The highlight of the tour was Salford Lads Club, featured in the famous photo on the 1986 Smiths album The Queen Is Dead. I didn’t know that the redbrick club was on the corner of the actual Coronation Street – or that that street even existed – but it’s probably why Morrissey, a Corrie connoisseur, chose it for the photoshoot.
The biggest surprise, though, is the fascinating history behind its green doors. The club opened in 1903 and its Edwardian interior has hardly changed – the walls are covered in old photos and sporting prizes, and the original wooden floors that have endured over a century of local boys (and girls since 1994) boxing, weightlifting and playing football and are still in place. As project manager Leslie Holmes showed us around the Tardis of a building, I could smell the history in its concert halls, billiards rooms and gyms – all sadly empty since the pandemic. The kids will be back in next week hopefully, and a visitors’ open day is scheduled for 25 July.
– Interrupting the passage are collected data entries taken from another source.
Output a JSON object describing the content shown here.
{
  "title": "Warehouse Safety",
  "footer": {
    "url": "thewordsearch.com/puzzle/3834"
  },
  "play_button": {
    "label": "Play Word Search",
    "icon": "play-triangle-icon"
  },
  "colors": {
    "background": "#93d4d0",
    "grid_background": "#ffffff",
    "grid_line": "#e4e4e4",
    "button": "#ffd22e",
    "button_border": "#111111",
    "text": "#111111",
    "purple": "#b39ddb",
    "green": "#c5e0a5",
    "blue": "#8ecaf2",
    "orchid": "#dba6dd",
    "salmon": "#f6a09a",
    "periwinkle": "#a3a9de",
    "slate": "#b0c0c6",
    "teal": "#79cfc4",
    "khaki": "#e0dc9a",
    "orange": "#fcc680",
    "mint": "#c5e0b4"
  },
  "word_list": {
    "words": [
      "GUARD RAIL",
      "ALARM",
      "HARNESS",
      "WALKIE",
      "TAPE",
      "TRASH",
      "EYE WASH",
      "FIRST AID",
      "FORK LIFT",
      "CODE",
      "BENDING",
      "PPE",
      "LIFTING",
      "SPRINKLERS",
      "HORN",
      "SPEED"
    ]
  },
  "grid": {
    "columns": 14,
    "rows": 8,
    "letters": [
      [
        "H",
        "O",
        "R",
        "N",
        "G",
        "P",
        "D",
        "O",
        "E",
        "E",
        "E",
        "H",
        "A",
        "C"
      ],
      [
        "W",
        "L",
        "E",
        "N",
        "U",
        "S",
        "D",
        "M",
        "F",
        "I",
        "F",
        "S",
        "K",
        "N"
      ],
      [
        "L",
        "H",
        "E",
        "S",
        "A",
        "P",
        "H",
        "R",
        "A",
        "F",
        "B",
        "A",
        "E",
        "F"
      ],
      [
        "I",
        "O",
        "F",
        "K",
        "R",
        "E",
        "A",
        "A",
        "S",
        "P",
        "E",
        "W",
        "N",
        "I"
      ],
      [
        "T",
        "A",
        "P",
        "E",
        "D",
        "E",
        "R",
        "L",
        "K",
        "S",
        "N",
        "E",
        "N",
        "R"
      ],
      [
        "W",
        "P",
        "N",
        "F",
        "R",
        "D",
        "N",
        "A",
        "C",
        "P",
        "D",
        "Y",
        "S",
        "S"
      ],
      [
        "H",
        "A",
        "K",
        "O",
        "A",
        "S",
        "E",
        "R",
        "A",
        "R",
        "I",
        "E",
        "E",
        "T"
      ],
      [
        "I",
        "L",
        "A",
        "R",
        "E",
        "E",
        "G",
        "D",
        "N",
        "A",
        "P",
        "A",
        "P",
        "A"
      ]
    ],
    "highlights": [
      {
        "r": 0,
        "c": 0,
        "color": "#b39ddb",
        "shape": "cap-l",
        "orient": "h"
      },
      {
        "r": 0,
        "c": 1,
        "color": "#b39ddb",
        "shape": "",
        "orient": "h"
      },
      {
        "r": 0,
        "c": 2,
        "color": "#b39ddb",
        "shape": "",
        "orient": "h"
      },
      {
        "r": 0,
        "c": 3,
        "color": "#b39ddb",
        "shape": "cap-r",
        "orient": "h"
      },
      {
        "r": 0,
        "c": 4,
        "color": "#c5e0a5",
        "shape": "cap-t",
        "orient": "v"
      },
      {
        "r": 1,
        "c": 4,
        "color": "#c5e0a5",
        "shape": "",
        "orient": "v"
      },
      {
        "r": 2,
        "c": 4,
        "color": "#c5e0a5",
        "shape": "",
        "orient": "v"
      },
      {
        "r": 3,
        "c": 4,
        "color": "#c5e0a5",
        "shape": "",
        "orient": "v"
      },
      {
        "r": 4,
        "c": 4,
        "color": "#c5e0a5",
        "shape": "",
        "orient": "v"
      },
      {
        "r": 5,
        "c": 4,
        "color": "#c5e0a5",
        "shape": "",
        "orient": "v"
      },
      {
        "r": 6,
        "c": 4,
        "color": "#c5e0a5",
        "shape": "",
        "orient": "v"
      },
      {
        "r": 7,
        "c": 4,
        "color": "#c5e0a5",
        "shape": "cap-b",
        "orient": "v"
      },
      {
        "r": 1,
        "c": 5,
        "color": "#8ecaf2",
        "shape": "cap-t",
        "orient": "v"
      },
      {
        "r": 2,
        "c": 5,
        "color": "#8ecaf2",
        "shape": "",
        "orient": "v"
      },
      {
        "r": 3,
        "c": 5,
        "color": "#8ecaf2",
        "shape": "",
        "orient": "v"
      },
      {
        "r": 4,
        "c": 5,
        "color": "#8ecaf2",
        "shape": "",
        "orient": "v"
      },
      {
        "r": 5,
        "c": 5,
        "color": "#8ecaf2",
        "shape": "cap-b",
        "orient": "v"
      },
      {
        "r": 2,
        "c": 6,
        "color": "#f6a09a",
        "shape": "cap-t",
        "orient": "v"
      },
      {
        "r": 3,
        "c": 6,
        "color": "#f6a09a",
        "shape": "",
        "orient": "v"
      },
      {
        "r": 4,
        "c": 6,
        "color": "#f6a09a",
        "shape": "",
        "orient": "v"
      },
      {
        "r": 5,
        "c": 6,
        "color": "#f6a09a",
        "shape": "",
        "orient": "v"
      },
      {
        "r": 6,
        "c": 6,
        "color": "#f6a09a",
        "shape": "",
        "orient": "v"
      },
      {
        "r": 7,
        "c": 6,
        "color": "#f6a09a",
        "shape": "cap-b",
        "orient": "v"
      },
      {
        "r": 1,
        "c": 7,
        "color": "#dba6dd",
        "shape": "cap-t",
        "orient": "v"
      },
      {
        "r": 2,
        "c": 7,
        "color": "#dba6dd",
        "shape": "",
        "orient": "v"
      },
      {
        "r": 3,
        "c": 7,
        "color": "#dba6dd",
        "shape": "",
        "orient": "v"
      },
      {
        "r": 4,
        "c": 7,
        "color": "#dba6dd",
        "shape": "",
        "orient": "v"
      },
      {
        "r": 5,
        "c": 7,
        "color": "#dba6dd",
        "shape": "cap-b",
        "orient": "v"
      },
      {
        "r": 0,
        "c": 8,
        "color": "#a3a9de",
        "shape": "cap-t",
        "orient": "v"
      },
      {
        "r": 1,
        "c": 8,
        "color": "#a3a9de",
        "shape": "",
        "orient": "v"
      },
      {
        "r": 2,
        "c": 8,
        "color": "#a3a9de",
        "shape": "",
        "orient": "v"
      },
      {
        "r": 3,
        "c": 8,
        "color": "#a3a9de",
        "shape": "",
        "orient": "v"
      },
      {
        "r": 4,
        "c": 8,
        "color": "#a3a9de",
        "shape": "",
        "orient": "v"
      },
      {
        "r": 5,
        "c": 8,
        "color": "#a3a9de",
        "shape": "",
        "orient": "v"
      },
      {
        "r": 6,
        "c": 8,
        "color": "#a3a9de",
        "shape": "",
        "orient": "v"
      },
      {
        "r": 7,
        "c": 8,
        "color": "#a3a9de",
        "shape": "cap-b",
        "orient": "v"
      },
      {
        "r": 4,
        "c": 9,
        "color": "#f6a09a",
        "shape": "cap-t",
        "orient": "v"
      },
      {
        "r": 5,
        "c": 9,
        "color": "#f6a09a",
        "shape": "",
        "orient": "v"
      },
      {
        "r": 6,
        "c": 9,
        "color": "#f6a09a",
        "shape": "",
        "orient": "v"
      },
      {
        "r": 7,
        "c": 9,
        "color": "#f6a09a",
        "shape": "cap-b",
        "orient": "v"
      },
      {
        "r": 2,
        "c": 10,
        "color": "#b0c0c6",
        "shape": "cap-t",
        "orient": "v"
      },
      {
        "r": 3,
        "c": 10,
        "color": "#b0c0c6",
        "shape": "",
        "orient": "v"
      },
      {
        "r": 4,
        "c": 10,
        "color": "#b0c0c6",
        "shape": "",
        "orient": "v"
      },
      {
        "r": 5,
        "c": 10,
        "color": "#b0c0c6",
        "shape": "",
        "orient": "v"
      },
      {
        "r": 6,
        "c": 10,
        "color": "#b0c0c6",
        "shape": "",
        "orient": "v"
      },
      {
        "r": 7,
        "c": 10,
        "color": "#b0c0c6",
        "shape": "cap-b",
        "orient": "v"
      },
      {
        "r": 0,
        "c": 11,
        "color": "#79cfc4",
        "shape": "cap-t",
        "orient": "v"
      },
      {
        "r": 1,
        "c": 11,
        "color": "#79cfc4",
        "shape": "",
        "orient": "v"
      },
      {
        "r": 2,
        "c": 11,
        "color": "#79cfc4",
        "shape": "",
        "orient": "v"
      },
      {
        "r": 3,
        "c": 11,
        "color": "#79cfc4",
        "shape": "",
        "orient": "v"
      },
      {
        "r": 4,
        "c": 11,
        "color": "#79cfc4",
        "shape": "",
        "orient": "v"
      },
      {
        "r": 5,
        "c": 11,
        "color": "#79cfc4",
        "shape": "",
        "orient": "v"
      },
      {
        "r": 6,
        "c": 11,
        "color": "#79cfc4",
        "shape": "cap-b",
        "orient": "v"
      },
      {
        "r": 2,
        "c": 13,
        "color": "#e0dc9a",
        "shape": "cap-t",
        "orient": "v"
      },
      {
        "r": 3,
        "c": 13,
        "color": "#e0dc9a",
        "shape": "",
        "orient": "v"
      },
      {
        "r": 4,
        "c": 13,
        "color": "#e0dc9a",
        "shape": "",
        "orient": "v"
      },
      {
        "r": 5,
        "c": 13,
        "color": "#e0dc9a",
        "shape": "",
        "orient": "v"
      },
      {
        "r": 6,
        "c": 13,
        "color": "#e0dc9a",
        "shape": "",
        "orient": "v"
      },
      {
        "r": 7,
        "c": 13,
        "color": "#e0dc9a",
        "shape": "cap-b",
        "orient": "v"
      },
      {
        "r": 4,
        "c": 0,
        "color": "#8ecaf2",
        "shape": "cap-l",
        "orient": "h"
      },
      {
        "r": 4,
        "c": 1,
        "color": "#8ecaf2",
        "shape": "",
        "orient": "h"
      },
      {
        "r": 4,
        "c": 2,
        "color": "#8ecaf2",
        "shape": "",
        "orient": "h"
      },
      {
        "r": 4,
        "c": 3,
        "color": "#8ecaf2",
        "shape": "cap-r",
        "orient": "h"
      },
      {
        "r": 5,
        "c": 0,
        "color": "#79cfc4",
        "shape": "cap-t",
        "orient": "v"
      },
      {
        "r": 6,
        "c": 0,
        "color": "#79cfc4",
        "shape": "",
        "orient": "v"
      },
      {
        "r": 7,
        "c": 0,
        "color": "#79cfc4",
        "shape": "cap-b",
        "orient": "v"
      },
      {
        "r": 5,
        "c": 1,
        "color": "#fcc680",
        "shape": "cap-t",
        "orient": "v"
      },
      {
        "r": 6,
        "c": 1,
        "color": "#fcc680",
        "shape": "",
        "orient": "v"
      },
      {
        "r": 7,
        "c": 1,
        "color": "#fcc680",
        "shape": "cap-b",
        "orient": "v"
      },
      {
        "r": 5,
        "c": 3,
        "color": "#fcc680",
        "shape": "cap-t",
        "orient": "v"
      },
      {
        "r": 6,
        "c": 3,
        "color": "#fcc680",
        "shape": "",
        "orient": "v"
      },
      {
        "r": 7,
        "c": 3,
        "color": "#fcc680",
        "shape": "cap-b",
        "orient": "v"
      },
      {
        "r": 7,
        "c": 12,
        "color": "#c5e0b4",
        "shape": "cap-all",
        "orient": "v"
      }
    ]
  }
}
Given the global interest generated by the Smiths photograph, in 2004 Leslie had the brilliant idea of opening a Smiths Room, which has become a shrine, plastered with thousands of photos of fans from across the world posing like the band in front of the club. “Curating this project has taken over my life in a way,” said Leslie. “I can’t think of many countries other than North Korea that I haven’t received a photo from.”
The shell of the Italian palazzo-style Free Trade Hall, once Manchester’s leading gig venue and the scene of (at least) two concerts that have become part of rock’n’roll folklore, is now part of the Edwardian hotel.
In June 1976 the Sex Pistols played the Lesser Free Trade Hall. There were only about 40 people in the audience, but legend has it that nearly all went on to form a hugely influential band or be involved in the music industry, including Morrissey, the Buzzcocks, Joy Division, Mark E Smith of the Fall, music writer Paul Morley and, of course, Tony Wilson.
A decade earlier, shortly after “deserting” his folk roots, Bob Dylan took to the Free Trade Hall stage with an electric guitar. It was all too much for one folkie in the audience, who famously screamed out “Judas!” at his idol. In response, Dylan told his band to play the next song “fucking loud!”
The concert halls have long gone but this remains the hotel of choice for many visiting musicians. The rooms (doubles from £129 room-only) are gorgeous, and mine had views over Manchester’s hotchpotch city centre.
The building has another, more significant historical connection. It was built on St Peter’s Field, the site of the 1819 Peterloo Massacre, when 18 people were killed in a cavalry charge as they gathered to demand electoral reform. The event led directly to the formation of this newspaper almost exactly 200 years ago, but that’s another brilliant story.